Забытые дела Шерлока Холмса - Томас Дональд Майкл 18 стр.


— Но Хауэлл мертв, значит мы потеряли след! — раздраженно воскликнул я в очередной раз.

Что случилось с моим другом? Неужели он ничего не понимает?

Холмс раскурил трубку, затянулся и выдохнул дым, заполнивший всю гостиную на Бейкер-стрит.

— В последнее время, Ватсон, вы склонны излишне драматизировать обычные житейские проблемы. Можно сделать скидку на то, что вы теперь женатый человек, однако мои наблюдения меня совсем не радуют.

— Это не обычные проблемы, — перебил его я. — Наследник престола стал жертвой шантажа. И Хауэлл — единственный, кто мог привести нас к организатору преступления. Теперь шантажист мертв и след оборвался. Как отыскать его? Вероятнее всего, мы никогда не узнаем, где хранятся документы, компрометирующие принца Георга и его брата.

Холмс с искренним удивлением посмотрел на меня, очевидно, он не предполагал, что я способен быть таким пессимистом.

— Мой дорогой друг, я знал это с того самого дня, как встретился с Хауэллом возле озера Серпентайн. По моим сведениям, бумаги до сих пор лежат там, где и были.

— Вы не можете быть уверены в этом.

— Они находятся в хранилище «Уолкерс-банка» на Корнхилл, дом шестьдесят три. Я был занят другими неотложными делами, но теперь я с ними разобрался.
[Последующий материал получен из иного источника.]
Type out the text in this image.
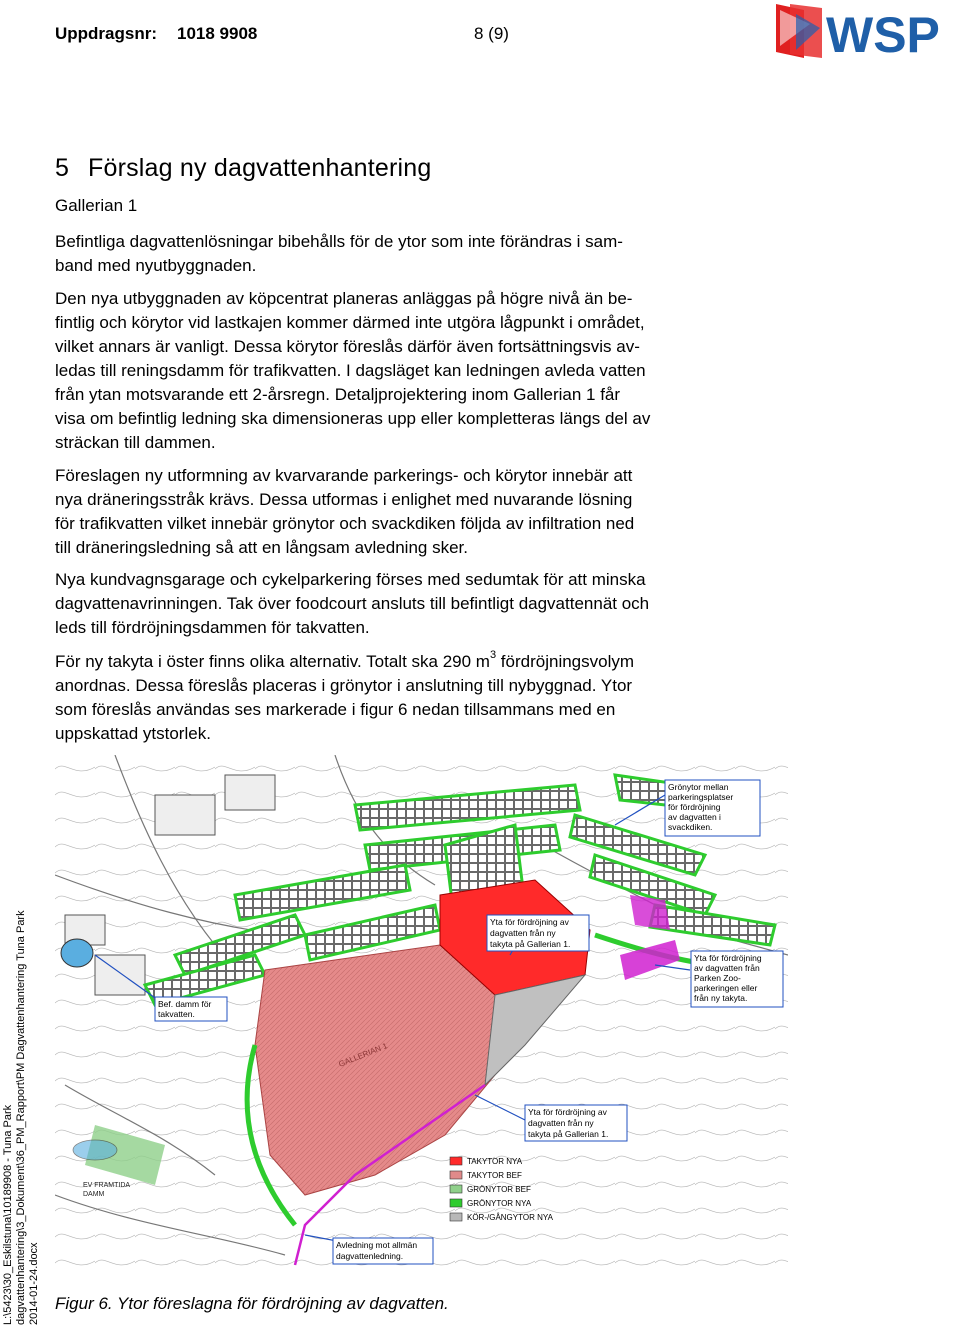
Uppdragsnr: 1018 9908	8 (9)	WSP
5 Förslag ny dagvattenhantering
Gallerian 1
Befintliga dagvattenlösningar bibehålls för de ytor som inte förändras i sam-
band med nyutbyggnaden.
Den nya utbyggnaden av köpcentrat planeras anläggas på högre nivå än be-
fintlig och körytor vid lastkajen kommer därmed inte utgöra lågpunkt i området,
vilket annars är vanligt. Dessa körytor föreslås därför även fortsättningsvis av-
ledas till reningsdamm för trafikvatten. I dagsläget kan ledningen avleda vatten
från ytan motsvarande ett 2-årsregn. Detaljprojektering inom Gallerian 1 får
visa om befintlig ledning ska dimensioneras upp eller kompletteras längs del av
sträckan till dammen.
Föreslagen ny utformning av kvarvarande parkerings- och körytor innebär att
nya dräneringsstråk krävs. Dessa utformas i enlighet med nuvarande lösning
för trafikvatten vilket innebär grönytor och svackdiken följda av infiltration ned
till dräneringsledning så att en långsam avledning sker.
Nya kundvagnsgarage och cykelparkering förses med sedumtak för att minska
dagvattenavrinningen. Tak över foodcourt ansluts till befintligt dagvattennät och
leds till fördröjningsdammen för takvatten.
För ny takyta i öster finns olika alternativ. Totalt ska 290 $m^3$ fördröjningsvolym
anordnas. Dessa föreslås placeras i grönytor i anslutning till nybyggnad. Ytor
som föreslås användas ses markerade i figur 6 nedan tillsammans med en
uppskattad ytstorlek.
GALLERIAN 1
EV FRAMTIDA
DAMM
Grönytor mellan
parkeringsplatser
för fördröjning
av dagvatten i
svackdiken.
Yta för fördröjning av
dagvatten från ny
takyta på Gallerian 1.
Yta för fördröjning
av dagvatten från
Parken Zoo-
parkeringen eller
från ny takyta.
Bef. damm för
takvatten.
Yta för fördröjning av
dagvatten från ny
takyta på Gallerian 1.
Avledning mot allmän
dagvattenledning.
TAKYTOR NYA
TAKYTOR BEF
GRÖNYTOR BEF
GRÖNYTOR NYA
KÖR-/GÅNGYTOR NYA
Figur 6. Ytor föreslagna för fördröjning av dagvatten.
L:\5423\30_Eskilstuna\10189908 - Tuna Park dagvattenhantering\3_Dokument\36_PM_Rapport\PM Dagvattenhantering Tuna Park 2014-01-24.docx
Семейная жизнь несколько притупила в вас инстинкт сыщика. Неужели вы подумали, что я отправлюсь на встречу с Хауэллом, не подготовившись? Вы действительно решили, что я не могу справиться с этим мелким мошенником?

— Ваши слова ничего не объясняют, — угрюмо возразил я.

— Хорошо, — примирительным тоном ответил Холмс. — Я ожидал, что произойдет нечто подобное. Предположим, некий человек предлагает товар на продажу и должен каким-то образом подтвердить его наличие. В данном случае речь идет о краденых письмах. Правда, я не знал, принес ли Хауэлл письмо с собой изначально или действительно забрал его из хранилища. Полагаю, он отправился в банк лишь для того, чтобы убедиться, что за ним следят. Боюсь, его сообщник опознал вас с самого начала.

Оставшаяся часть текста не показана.